The Hungarian economy has achieved strong growth, averaging 4 ¼ per cent annually since 1997. This good performance has relied on a dynamic export sector largely made up of foreign-invested firms, and a rapid integration into European production networks. Since 2001, very strong domestic demand has been underpinned by a surge in minimum wages and public sector pay as well as strong public-sector investment. However world-trade growth has slowed and gains in export-market share have diminished substantially so that, overall, GDP growth has weakened. The continued rapid real convergence of the Hungarian economy with that of the European Union will first and foremost require maintaining, and indeed strengthening, the competitiveness of the Hungarian economy in a broad sense of being an attractive location for developing business activities. This is key to assuring that highly productive export-driven firms continue to expand, that the linkages between these firms and Hungarian suppliers continue to deepen, and a high rate of enterprise creation and development is maintained to respond to the domestic market opportunities generated by rising incomes. However, continued strong growth cannot rely on high productivity growth alone but will also require a more intensive utilisation of labour resources. The Hungarian economy is characterised by a very low overall employment rate and a sharp regional divide between the booming central western part of the country, where growth has been concentrated and labour shortages are emerging, and the poorer, less dynamic north, south and east. Increasing labour force participation, enhancing labour mobility and broadening the economic boom to currently less prospering regions thus constitutes another challenge for Hungary.
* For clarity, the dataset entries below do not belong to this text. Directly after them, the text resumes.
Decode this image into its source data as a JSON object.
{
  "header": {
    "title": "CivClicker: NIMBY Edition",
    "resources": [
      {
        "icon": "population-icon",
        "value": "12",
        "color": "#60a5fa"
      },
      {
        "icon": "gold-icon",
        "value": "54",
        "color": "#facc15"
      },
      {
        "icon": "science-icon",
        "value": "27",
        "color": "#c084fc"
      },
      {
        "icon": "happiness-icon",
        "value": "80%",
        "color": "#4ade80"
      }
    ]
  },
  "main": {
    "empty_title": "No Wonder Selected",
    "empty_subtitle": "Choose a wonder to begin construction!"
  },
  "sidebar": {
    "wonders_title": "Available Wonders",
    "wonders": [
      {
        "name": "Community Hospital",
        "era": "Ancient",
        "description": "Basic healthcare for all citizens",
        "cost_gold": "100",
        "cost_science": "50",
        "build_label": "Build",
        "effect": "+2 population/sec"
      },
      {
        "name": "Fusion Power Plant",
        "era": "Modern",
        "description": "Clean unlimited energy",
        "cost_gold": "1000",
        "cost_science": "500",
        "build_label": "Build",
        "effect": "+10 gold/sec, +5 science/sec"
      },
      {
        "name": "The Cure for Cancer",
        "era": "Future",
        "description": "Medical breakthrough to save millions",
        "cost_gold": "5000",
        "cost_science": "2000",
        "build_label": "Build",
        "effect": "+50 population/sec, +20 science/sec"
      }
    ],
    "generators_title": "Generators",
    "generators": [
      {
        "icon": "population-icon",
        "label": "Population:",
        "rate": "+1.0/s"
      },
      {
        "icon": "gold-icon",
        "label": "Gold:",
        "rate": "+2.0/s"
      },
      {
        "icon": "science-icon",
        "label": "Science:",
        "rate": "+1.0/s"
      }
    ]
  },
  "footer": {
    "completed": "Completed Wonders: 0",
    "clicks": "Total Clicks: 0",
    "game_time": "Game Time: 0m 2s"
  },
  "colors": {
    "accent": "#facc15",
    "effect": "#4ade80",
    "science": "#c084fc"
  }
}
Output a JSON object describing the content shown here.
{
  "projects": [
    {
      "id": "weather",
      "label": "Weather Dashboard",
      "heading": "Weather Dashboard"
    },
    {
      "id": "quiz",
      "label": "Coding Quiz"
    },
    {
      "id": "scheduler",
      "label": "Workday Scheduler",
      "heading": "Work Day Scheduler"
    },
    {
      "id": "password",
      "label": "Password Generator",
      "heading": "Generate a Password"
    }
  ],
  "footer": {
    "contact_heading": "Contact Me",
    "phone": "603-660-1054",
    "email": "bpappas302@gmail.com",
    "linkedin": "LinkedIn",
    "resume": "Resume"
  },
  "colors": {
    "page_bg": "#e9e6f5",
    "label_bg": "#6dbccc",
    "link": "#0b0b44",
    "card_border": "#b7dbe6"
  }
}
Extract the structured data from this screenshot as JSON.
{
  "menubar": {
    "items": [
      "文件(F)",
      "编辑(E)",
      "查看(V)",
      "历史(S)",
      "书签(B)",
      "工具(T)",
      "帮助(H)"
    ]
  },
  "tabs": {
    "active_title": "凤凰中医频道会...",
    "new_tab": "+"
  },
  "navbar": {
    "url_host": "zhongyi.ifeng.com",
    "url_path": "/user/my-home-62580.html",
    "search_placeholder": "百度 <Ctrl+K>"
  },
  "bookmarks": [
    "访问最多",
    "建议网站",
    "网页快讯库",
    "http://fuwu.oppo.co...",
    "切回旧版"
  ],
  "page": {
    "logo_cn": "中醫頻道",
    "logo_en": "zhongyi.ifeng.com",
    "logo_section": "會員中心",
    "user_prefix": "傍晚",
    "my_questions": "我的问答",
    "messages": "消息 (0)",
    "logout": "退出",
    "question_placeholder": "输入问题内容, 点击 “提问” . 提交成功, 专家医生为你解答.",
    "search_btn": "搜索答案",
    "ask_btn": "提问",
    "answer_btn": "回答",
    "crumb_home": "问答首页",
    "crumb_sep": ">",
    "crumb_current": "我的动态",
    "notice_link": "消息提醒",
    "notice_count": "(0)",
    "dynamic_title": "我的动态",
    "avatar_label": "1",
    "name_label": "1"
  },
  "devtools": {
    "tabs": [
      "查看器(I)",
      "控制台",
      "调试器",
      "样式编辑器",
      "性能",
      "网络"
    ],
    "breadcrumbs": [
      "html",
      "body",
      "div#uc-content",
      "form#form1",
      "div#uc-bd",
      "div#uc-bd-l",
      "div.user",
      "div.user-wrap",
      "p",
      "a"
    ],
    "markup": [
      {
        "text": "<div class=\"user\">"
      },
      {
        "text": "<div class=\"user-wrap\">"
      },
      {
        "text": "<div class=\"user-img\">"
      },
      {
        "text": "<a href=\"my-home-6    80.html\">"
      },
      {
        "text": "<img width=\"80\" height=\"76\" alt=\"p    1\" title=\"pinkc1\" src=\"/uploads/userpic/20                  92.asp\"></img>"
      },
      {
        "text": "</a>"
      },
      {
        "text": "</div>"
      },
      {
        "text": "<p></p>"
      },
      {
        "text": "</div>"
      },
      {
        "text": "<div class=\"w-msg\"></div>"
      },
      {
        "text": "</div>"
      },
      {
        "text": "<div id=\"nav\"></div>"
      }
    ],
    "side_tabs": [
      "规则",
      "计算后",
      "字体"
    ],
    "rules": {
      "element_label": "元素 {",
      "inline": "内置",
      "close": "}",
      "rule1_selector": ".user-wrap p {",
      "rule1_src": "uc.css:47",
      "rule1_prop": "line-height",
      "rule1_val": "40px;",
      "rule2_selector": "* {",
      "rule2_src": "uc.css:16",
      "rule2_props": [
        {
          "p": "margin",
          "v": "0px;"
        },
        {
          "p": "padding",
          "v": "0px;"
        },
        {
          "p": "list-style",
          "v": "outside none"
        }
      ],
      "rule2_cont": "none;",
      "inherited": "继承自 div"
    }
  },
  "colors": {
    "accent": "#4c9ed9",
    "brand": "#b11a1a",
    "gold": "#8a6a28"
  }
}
Hungary’s export led growth
1. For 2003, the OECD autumn 2003 projections are included in the series.
2. Exports of goods is expressed as a percentage change of gdp (Exports=(xgv[t+1]-xgv[t])/gdpv[t]*100) where xgv is exports in volume basis.
Source: OECD, Analytical Database.
How to achieve rapid nominal convergence?
Alongside the challenge of maintaining the momentum of real convergence, Hungary faces the challenge of achieving rapid nominal convergence so as to meet the authorities’ target of early entry into the European Monetary Union (EMU). Early entry is seen as desirable for further strengthening economic integration with the European Union, but also as a vehicle for importing macroeconomic stability while providing a medium-term boost to economic growth through lower real interest rates. However, this strategy does contain risks. Significant budget overruns have generated difficult conditions for monetary policy and have limited the room for reducing taxes. Thus, achieving both disinflation and budget consolidation to the required extent is challenging and major efforts from both monetary and fiscal policy will be essential to safeguarding external competitiveness in the process. The more a medium-term fiscal strategy manages to reduce expenditures and to free resources, the easier it will be to achieve disinflation targets implied by EMU entry, while reducing risks of turbulent developments in interest rates and the exchange rate.